But from what I've seen, since it deals with velocity in the muzzle of a gun, the domain ought to be just from 0 to the length of the gun.
Again, I haven't looked deeply enough to be trusted on any of this!
Here is a link to a more thorough breakdown.
Maybe someone who has a better understanding than me can deduce something from it. The closest I was able to find from this link was just the simple substitution x’(t) = r*x(t) / (x(t)+s).
(Where r and s would represent 4212 and 0.5, respectively, in my example).
It is frustrating how difficult this is turning out to be. Seeing as this equation represents a real world phenomenon in which x corresponds to a definite t, I would’ve thought there would’ve been a simple way to deduce t from x.
Your main goal is to find [imath]v(t)[/imath]. By definition, [imath]v(t) = x'(t)[/imath]. This means [imath]\displaystyle v(t) = v(x(t)) = \frac{4212x(t)}{x(t) + 0.5}[/imath].
Now, say, you want to find [imath]v(t = 5)[/imath]. Since [imath]x = x(t)[/imath], they have to tell you both the position and time. For example, if the position [imath]x = 10[/imath] m and time is important, they have to tell at what time the position is [imath]10[/imath] m. In other words, they cannot just say [imath]x = 10[/imath] m, they have to tell you [imath]x(5) = 10[/imath] m because [imath]x = x(t)[/imath] is the position at a specific moment. Therefore, [imath]\displaystyle v(t = 5) = v(x(5)) = v(10) = \frac{4212*10}{10 + 0.5}[/imath]. If they did not mention the time at all, it means time is not important.

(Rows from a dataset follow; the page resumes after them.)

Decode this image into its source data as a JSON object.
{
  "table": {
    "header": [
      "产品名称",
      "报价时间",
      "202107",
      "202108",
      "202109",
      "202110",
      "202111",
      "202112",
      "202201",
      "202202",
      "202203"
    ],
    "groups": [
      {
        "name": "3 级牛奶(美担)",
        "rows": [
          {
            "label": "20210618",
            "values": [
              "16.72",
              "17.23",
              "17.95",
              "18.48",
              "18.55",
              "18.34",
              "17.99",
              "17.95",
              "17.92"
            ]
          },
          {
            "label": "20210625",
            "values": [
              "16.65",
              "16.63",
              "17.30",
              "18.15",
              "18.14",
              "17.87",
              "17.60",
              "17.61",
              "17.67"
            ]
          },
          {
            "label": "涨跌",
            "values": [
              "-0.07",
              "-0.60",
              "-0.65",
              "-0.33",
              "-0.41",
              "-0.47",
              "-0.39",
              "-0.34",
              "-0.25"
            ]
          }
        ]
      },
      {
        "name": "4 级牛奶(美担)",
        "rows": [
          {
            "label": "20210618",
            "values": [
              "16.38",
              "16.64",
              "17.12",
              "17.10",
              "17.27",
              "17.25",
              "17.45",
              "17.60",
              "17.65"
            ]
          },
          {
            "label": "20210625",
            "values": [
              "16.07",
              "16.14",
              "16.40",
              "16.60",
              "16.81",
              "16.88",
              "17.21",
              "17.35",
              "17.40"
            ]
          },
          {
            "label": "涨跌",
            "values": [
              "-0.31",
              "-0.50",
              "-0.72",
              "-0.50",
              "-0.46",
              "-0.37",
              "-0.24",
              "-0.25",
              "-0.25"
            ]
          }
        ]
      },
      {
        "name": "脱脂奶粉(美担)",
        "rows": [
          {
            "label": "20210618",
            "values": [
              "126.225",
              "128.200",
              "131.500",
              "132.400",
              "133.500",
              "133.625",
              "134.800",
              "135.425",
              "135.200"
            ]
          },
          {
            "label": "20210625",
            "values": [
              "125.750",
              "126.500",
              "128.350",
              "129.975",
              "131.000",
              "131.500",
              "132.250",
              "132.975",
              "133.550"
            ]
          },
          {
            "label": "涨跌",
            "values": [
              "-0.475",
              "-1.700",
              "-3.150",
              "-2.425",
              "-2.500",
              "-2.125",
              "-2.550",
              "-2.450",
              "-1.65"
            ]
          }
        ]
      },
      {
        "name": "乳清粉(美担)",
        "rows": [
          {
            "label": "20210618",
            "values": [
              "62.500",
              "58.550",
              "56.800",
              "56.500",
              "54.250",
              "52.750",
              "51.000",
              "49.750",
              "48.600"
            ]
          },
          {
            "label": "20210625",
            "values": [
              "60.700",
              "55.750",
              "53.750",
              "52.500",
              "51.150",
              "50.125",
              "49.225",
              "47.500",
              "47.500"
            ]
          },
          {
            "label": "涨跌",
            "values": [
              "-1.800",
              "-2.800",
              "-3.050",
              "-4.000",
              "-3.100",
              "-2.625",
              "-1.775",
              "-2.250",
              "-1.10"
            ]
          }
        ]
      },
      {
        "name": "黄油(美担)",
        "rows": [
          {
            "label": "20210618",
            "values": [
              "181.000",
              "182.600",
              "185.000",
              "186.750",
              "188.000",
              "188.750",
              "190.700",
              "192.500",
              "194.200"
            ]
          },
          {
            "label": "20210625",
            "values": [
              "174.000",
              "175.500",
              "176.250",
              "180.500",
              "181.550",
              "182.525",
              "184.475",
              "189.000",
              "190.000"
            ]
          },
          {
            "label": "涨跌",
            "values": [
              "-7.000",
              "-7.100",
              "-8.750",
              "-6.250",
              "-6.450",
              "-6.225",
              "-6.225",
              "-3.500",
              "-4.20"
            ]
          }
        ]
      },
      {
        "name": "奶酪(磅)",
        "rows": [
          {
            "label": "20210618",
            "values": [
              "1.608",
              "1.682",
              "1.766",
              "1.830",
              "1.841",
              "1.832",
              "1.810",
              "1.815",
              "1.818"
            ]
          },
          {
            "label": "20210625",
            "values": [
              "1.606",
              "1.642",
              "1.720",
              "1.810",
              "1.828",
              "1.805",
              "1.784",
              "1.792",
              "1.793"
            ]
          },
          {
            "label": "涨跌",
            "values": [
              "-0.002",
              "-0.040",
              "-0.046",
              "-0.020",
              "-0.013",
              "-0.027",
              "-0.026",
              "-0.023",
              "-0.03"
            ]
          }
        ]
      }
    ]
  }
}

Now, you will say what about the reverse? They want me to find the time when the velocity, say, [imath]v(x(t)) = 15 [/imath] m/s. They will not tell you to do that because the Le Duc equation is designed (derived) to find the velocity when the position (and time) is known, or to find the position when the velocity is known. Or sometimes, they will play around to ask you to find [imath]r[/imath] or [imath]s[/imath] when other variables are known.